Father of one of the two Rastafarian students initially rejected by Achimota School, Ras Nkrabea, has revealed how the legal war with Achimota School almost cost him his position as a deputy Chief Executive Officer (CEO) at his workplace.
He shared that his position was threatened as he devoted more time to the court case while balancing his time with his family and the other Rastafarian family involved in the issue.
He made this revelation during an interview with Samuel Eshun on the Happy Morning Show aired on e.TV Ghana and Happy 98.9FM.
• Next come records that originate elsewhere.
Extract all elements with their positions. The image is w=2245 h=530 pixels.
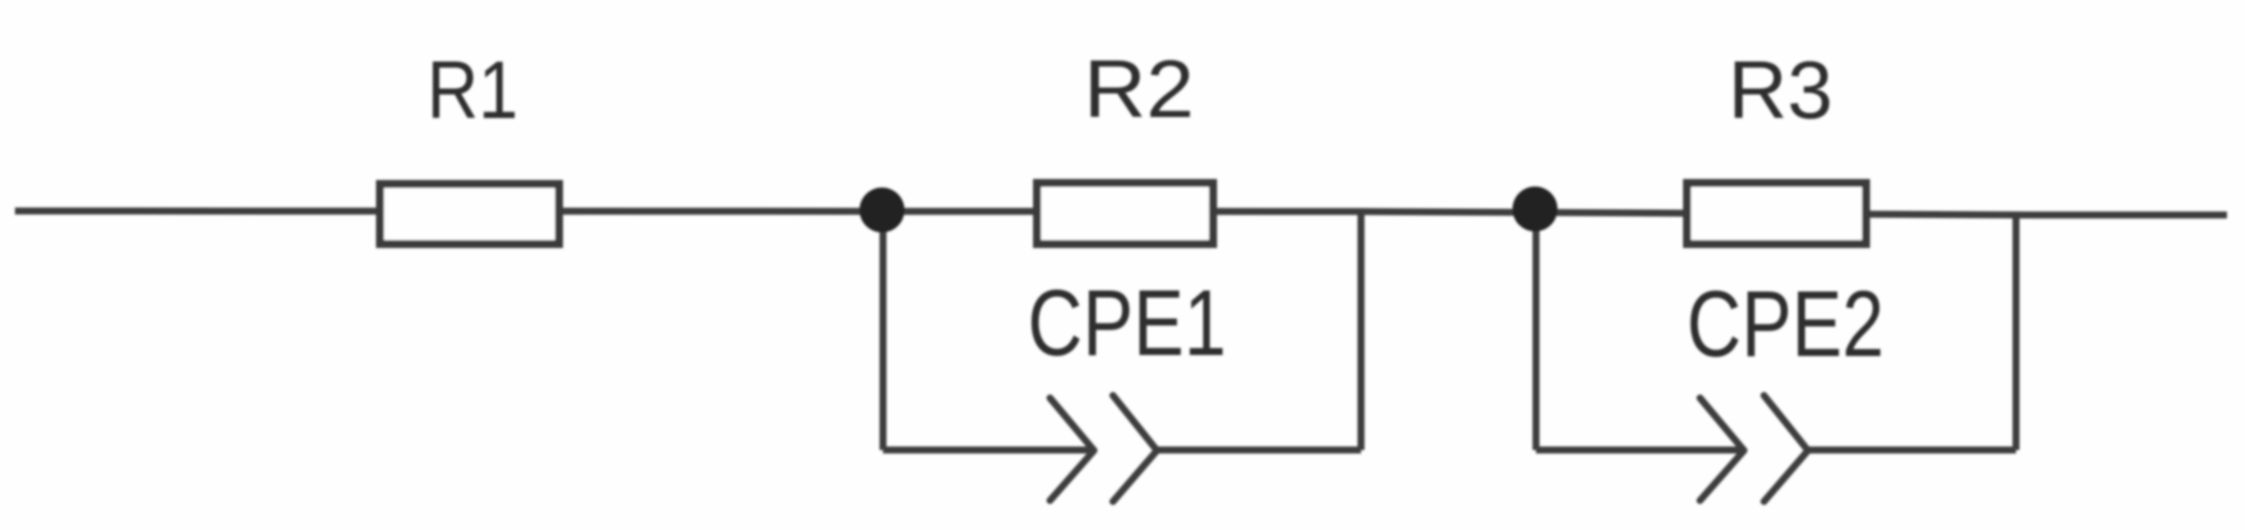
node A junction dot [860,188,905,233]
CPE CPE1 chevron 2 [1113,396,1157,502]
resistor R2 [1037,183,1213,244]
wire branch2 bottom left segment [1536,447,1744,454]
wire main horizontal [15,211,2227,215]
CPE CPE2 chevron 2 [1764,396,1808,502]
node B junction dot [1513,187,1558,232]
wire branch1 left vertical (node A down) [880,211,887,450]
resistor R1 [380,184,559,244]
CPE CPE2 chevron 1 [1700,398,1744,501]
svg-text:R2: R2 [1084,43,1194,134]
svg-text:CPE1: CPE1 [1028,271,1227,375]
svg-text:R1: R1 [427,44,518,136]
wire branch1 bottom right segment [1157,447,1361,454]
wire branch2 right vertical [2013,215,2020,450]
wire branch2 left vertical (node B down) [1533,211,1540,450]
resistor R3 [1687,183,1866,244]
wire branch1 bottom left segment [883,447,1094,454]
svg-text:R3: R3 [1728,45,1833,136]
CPE CPE1 chevron 1 [1050,398,1094,501]
wire branch1 right vertical [1358,212,1365,451]
svg-text:CPE2: CPE2 [1687,272,1884,377]
wire branch2 bottom right segment [1808,447,2016,454]
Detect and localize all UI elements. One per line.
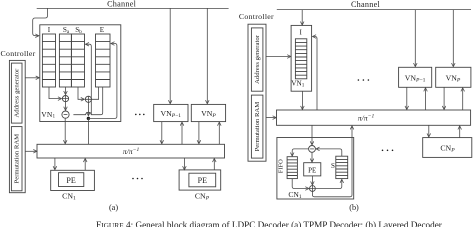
S column (b)	[336, 156, 348, 178]
wire channel drop to VN P-1 (a)	[169, 8, 171, 103]
svg-text:Controller: Controller	[239, 12, 274, 21]
wire S column to subtractor (b)	[316, 149, 342, 156]
wire junction to E column right feedback (a)	[88, 44, 117, 119]
wire channel drop to VN P (a)	[206, 8, 208, 103]
wire CN P to pi bar (b)	[459, 126, 461, 137]
wire feedback up to Sb column (a)	[86, 44, 92, 115]
wire Sa column to adder A1 (a)	[65, 87, 67, 94]
wire pi bar feedback to VN1 right edge (b)	[313, 37, 317, 111]
memory column I (a)	[42, 34, 55, 87]
address generator box (b)	[251, 28, 263, 91]
permutation RAM box (a)	[11, 127, 22, 191]
svg-text:FIGURE 4: General block diagra: FIGURE 4: General block diagram of LDPC …	[96, 220, 442, 227]
adder A1 (a)	[62, 96, 68, 102]
controller outer box (a)	[9, 60, 25, 192]
wire pi bar to VN P (b)	[462, 88, 464, 110]
wire FIFO to adder (b)	[292, 179, 308, 189]
wire E column to adder A2 right input (a)	[92, 87, 99, 99]
wire adder to S column (b)	[315, 180, 342, 189]
PE P inner box (a)	[189, 173, 216, 187]
memory column Sa (a)	[59, 34, 71, 87]
VN1 detail box (a)	[40, 25, 121, 122]
svg-text:PE: PE	[66, 176, 75, 185]
svg-text:π/π−1: π/π−1	[358, 113, 375, 122]
svg-text:Controller: Controller	[1, 49, 36, 58]
svg-text:Address generator: Address generator	[254, 34, 261, 84]
svg-text:E: E	[100, 26, 105, 34]
wire PE P to pi bar (a)	[213, 159, 215, 170]
svg-text:CNP: CNP	[440, 144, 455, 154]
wire permutation RAM to pi bar (a)	[25, 150, 36, 152]
wire subtractor down to pi bar (a)	[64, 118, 66, 144]
wire channel drop to VN P-1 (b)	[414, 10, 416, 67]
svg-text:PE: PE	[308, 167, 316, 175]
svg-text:Channel: Channel	[351, 0, 381, 9]
svg-text:Channel: Channel	[107, 0, 137, 8]
svg-text:VN1: VN1	[41, 110, 55, 120]
ellipsis dots between VN1 box and VN P-1 (a)	[135, 114, 145, 116]
address generator box (a)	[11, 63, 22, 123]
memory column E (a)	[96, 34, 111, 87]
wire pi bar to VN P-1 (b)	[425, 88, 427, 110]
svg-text:VNP: VNP	[201, 109, 216, 119]
VN1 box (b)	[291, 25, 312, 91]
PE box (b)	[304, 163, 321, 176]
adder circle (b)	[310, 186, 316, 192]
svg-text:Address generator: Address generator	[14, 68, 21, 118]
VN P-1 box (b)	[399, 67, 432, 87]
wire adder A2 output to junction (a)	[87, 102, 89, 115]
svg-text:VNP−1: VNP−1	[160, 109, 181, 119]
CN P box (b)	[423, 138, 472, 158]
wire pi bar up to junction (a)	[87, 118, 89, 144]
svg-text:S: S	[331, 162, 335, 170]
wire pi bar to PE P (a)	[183, 158, 185, 170]
wire subtractor to PE (b)	[311, 152, 313, 162]
junction dot (a)	[87, 117, 90, 120]
memory column I (b)	[295, 39, 306, 79]
wire VN1 down to pi bar (b)	[301, 91, 303, 109]
wire channel drop to VN P (b)	[452, 10, 454, 67]
pi interleaver bar (a)	[37, 144, 225, 158]
wire VN P-1 to pi bar (b)	[406, 87, 408, 109]
ellipsis dots between VN1 and VN P-1 (b)	[358, 79, 370, 81]
adder A2 (a)	[85, 96, 91, 102]
svg-text:I: I	[299, 29, 302, 37]
wire channel bus (a)	[37, 7, 229, 9]
subtractor circle (a)	[62, 111, 69, 118]
wire channel drop to VN1 detail box (a)	[33, 8, 48, 35]
wire address generator to VN1 box (b)	[266, 56, 291, 58]
svg-text:(b): (b)	[349, 203, 359, 212]
wire PE1 to pi bar (a)	[84, 159, 86, 171]
wire I column to adder A1 (a)	[49, 87, 61, 99]
wire pi bar to CN P (b)	[428, 125, 430, 136]
wire VN P to pi bar (b)	[443, 87, 445, 109]
VN P box (b)	[436, 67, 471, 87]
wire pi bar down to CN1 subtractor (b)	[311, 125, 313, 144]
VN P box (a)	[191, 104, 225, 121]
wire channel bus (b)	[277, 9, 471, 11]
subtractor circle (b)	[309, 146, 316, 153]
svg-text:I: I	[48, 26, 51, 34]
wire subtractor to FIFO (b)	[292, 149, 308, 156]
wire VN P to pi bar (a)	[198, 122, 200, 144]
wire adder down and around to pi bar (b)	[312, 126, 352, 197]
svg-text:FIFO: FIFO	[278, 159, 285, 173]
controller outer box (b)	[248, 24, 266, 161]
svg-text:VNP−1: VNP−1	[405, 73, 426, 83]
wire subtractor output with hop to Sb and E feedback (a)	[73, 87, 102, 115]
svg-text:VNP: VNP	[446, 73, 461, 83]
pi interleaver bar (b)	[277, 110, 471, 125]
wire pi bar to VN P-1 (a)	[181, 122, 183, 144]
svg-text:PE: PE	[198, 176, 207, 185]
CN1 detail box (b)	[277, 138, 354, 200]
svg-text:CNP: CNP	[195, 191, 210, 201]
wire PE to adder (b)	[311, 176, 313, 185]
ellipsis dots between CN1 and CN P (b)	[382, 150, 394, 152]
VN P-1 box (a)	[154, 104, 188, 121]
FIFO column (b)	[287, 157, 297, 179]
PE1 outer box (a)	[51, 170, 95, 190]
wire address generator to VN1 box (a)	[25, 77, 39, 79]
permutation RAM box (b)	[251, 95, 263, 158]
ellipsis dots between PE boxes (a)	[132, 178, 143, 180]
wire adder A1 to subtractor (a)	[65, 102, 67, 110]
wire VN P-1 to pi bar (a)	[161, 122, 163, 144]
wire permutation RAM to pi bar (b)	[266, 117, 276, 119]
wire pi bar to PE1 (a)	[54, 158, 56, 170]
svg-text:CN1: CN1	[62, 191, 76, 201]
wire pi bar to VN P (a)	[218, 122, 220, 144]
wire Sb column to adder A2 (a)	[78, 87, 84, 99]
svg-text:Permutation RAM: Permutation RAM	[254, 102, 261, 152]
memory column Sb (a)	[71, 34, 84, 87]
PE P outer box (a)	[179, 170, 221, 190]
svg-text:VN1: VN1	[291, 78, 305, 88]
svg-text:CN1: CN1	[288, 190, 302, 200]
wire channel drop to VN1 box (b)	[301, 10, 303, 25]
svg-text:Permutation RAM: Permutation RAM	[14, 134, 21, 184]
PE1 inner box (a)	[59, 173, 84, 187]
svg-text:(a): (a)	[109, 203, 118, 212]
svg-text:π/π−1: π/π−1	[123, 147, 140, 156]
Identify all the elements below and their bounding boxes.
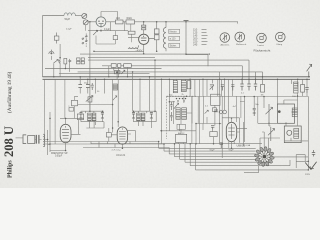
wire R2 drop chain [130,24,133,42]
wire V5 hookups [232,118,248,148]
capacitor C28 [231,85,234,91]
capacitor C6 [58,60,61,64]
bus y76.8 dark [43,76,311,78]
output transformer box [278,104,295,123]
coil L10 hatched [141,113,145,121]
svg-text:(Ausführung 19 46): (Ausführung 19 46) [6,72,13,113]
wire osc links [160,96,221,144]
title: Philips 208 U (Ausführung 19 46) vertical left [2,72,16,178]
bus y51 [94,50,144,52]
wire left long verticals [44,79,65,144]
svg-text:Sicher.: Sicher. [170,45,177,48]
wire top long to node [135,21,239,23]
svg-text:245: 245 [193,43,198,47]
wire V2 cathode [143,44,145,54]
comb drops right half [169,79,307,104]
coil L4 hatched [173,81,177,93]
trimmer C11 [210,85,214,91]
wire osc box stubs [179,96,199,144]
dashed gang line [167,96,197,139]
coupling circles [219,110,226,114]
bottom bus b [45,143,164,145]
wire R1 to R2 [123,21,126,23]
tube V2 UCH21 circle [139,34,149,44]
bus y71 [78,72,263,84]
wire osc small caps [170,102,172,121]
rectifier box UY21 [284,126,301,143]
mains switch trimmer arrow [54,60,59,64]
tone pot arrow [268,127,275,141]
resistor R4 zigzag [128,45,139,48]
tube pin stubs [91,142,130,148]
capacitor C25 [214,110,218,112]
nest step 2 [164,144,256,151]
knob K1 back view [220,33,230,43]
resistor R9 box [118,64,121,68]
wire vert x140 [139,79,141,104]
resistor R2 [126,20,135,24]
wire R1R2 mid drop [123,22,125,31]
knob K4 back view [276,32,286,42]
svg-text:6,3V 0,3A: 6,3V 0,3A [241,144,251,147]
wire vert x155 [154,60,156,111]
bottom bus c [91,143,262,145]
comb verticals below dark bus left [80,77,104,94]
osc trimmer arrow [174,103,179,109]
capacitor C26 box [54,33,59,44]
star wafer switch S1 [254,147,274,167]
resistor R8 box [111,64,116,68]
capacitor C23 pair [253,108,256,116]
capacitor C24 [312,150,315,157]
svg-text:50μF: 50μF [210,150,216,152]
tube V4 UCH21 [117,127,127,144]
bus y54 [80,53,209,55]
svg-text:Rückansicht: Rückansicht [254,48,271,52]
wire stub x110 [110,22,112,31]
svg-text:a 120: a 120 [170,39,176,41]
coil L12 hatched [176,108,180,120]
mid labels [205,104,260,108]
svg-text:1kΩ: 1kΩ [116,18,120,20]
coil L6 hatched [294,82,298,93]
knob K2 back view [235,32,245,42]
resistor R16 box [106,133,111,137]
knob K3 back view [257,33,267,43]
svg-text:Wellensch.: Wellensch. [236,44,247,46]
capacitor C13 [247,84,250,91]
tube V1 UCH21 triode circle [96,17,106,27]
wire transformer feed [165,22,167,52]
wire top end tick [237,22,239,24]
mains voltage taps [202,30,208,45]
oscillator unit box [176,134,187,142]
wire drop c [94,79,96,93]
resistor R12 box [261,85,265,93]
knob labels [221,44,283,47]
wire audio mid links [240,102,278,127]
wire V4 hookups [109,128,136,148]
wire rectifier out [285,138,309,141]
bus y73 [59,73,150,75]
capacitor C9 bars [78,85,82,88]
svg-text:208 U: 208 U [2,126,16,157]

“I almost lost my position as the deputy CEO of a company as I gave my whole time to the suit and it was very conflicting because I had to try and balance my position as the deputy CEO of the company and at the same time ensure that the advocacy goes the way I intended it to go. I also had to balance my family and Tyron’s family; balancing both of them at the same time and still deal with all the media advocacy that was going on. It was virtually extremely expensive. I can say it was very expensive”, he disclosed.
Meanwhile, Ras Nkrabea, has expressed elation at the outcome of the judgement and was very pleased that students of the school warmly welcomed his son on the first day of school after the ruling.
The Father further appealed to anyone who wished to support the family to do so as that will support them after the legal war.
Achimota School became the center of debate when it refused to admit two Rastafarian students. This saw a section of the Ghanaian public criticizing the school authorities with others standing with them.
It can be recalled that the GES rescinded its decision to allow Achimota School admit the Rastafarian students and subsequently threw its support to the school for refusing to admit the students.
In recent news, however, the Human Rights Division of the Accra High Court has ordered Achimota School to admit the two Rastafarian students, after the two sued the school’s board of Governors, the Minister of Education, Ghana Education Service and the Attorney General to enforce their fundamental Human Rights.